The notorious devil that has put the Central Buganda Diocese at crossroads has risen higher at a time when the diocese is preparing for the consecration of its new bishop on January 29; the third since it was annexed from West Buganda in 1995.
According to Mr Edward Kamya Kasozi, a member of the laity in the diocese, the latest hostilities are spillovers from the ‘controversial’ election of Rev Michael Lubowa, as the incoming bishop to replace Rev Jackson Matovu whose term of office expired in December, after serving for 16 years.
Procedurally, the election of bishops in the Anglican Church is a thorough and secretive process that begins at the diocesan synod, whose trusted members look into a list of many proposed candidates to nominate only two names, from which the House of Bishops eventually chooses the best nominee after a clear scrutiny.
It is after this process that the bishops’ conference last August is said to have considered Canon Lubowa, a son of the pioneer and retired bishop of the same diocese, George Ssennabulya, which a section of Christians objected to.
This group accuse Bishop Matovu of having made deliberate procedural flaws to influence the election of Rev Lubowa, a son of a retired comrade, allegations he denies.
“All those allegations labelled against me are false. My role in the election process was strictly guidance which I only offered on request by the nominations committee, and I made sure that all I did would first formally be approved by the provincial secretary to avoid suspicions,” he said during a recent diocesan crisis meeting he convened at St John Cathedral in Kasaka.
Mr Kasozi blames the current bickering in the diocese on the unbecoming dishonesty tendencies exhibited by some priests, hence the breach of public trust.
Apparently, the warring parties do not find it unusual to engage in their bitter quarrels inside the cathedral, up to the extent of grabbing each other’s collar before the altar.

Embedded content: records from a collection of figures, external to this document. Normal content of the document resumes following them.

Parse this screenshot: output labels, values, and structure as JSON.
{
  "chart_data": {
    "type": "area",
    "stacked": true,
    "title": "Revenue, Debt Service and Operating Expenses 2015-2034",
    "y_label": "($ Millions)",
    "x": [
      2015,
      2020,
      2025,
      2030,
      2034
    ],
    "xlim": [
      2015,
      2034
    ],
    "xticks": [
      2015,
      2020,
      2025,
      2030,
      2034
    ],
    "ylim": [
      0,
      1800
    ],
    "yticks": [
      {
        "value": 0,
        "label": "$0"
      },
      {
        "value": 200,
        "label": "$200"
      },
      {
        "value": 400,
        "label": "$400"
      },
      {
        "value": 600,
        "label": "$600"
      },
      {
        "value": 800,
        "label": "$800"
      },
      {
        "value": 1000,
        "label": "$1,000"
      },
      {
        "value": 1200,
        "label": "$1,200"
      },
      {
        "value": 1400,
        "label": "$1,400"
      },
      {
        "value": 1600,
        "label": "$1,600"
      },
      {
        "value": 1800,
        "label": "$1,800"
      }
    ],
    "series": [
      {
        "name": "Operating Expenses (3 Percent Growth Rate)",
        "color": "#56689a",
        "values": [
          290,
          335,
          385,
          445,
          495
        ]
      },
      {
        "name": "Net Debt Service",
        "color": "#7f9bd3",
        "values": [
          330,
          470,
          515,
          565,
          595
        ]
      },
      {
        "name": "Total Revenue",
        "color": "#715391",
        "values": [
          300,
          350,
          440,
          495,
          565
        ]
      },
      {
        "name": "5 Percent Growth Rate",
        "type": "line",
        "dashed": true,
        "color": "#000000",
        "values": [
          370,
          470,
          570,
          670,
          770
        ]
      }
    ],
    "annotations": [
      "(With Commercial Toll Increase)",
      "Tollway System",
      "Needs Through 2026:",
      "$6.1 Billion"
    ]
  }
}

Recently, Kasozi led a section of 300 angry Christians opposing the incoming bishop’s election, and petitioned Archbishop Stanley Ntagali, seeking to nullify the election which they believe was irregular.
In the petition, the aggrieved Christians listed 25 grounds upon which they asked the archbishop to cancel Rev Lubowa’s selection and demanded for fresh elections. The group also vowed to go to court if the archbishop declines to consider their petition.
In the petition, the Christians also accused Bishop Matovu of ‘abusing’ the sacredness of the nomination process at the diocesan level when he allegedly sneaked Rev Lubowa’s name onto the nominees’ list, which had earlier been thrown out over financial dishonesty.
The disgruntled Christians also make other outrageous accusations against the bishop that include, among others, marital untrustworthiness that sets a bad example.
“These are problems parishioners had patiently endured, considering them to be individual shortcomings that would be rectified on his (Bishop Matovu) exit. But even after retirement, he (bishop) interfered with the free will of getting an independent and spotless replacement who can help the diocese recover from mistakes it is entangled into,” says Kasozi.
However, Harriet Nakintu, a member of the laity, argues that the bishop-elect is also laced with unforgettable financial scandals that caused losses to hundreds of Christians in the area, which makes him unfit for the office.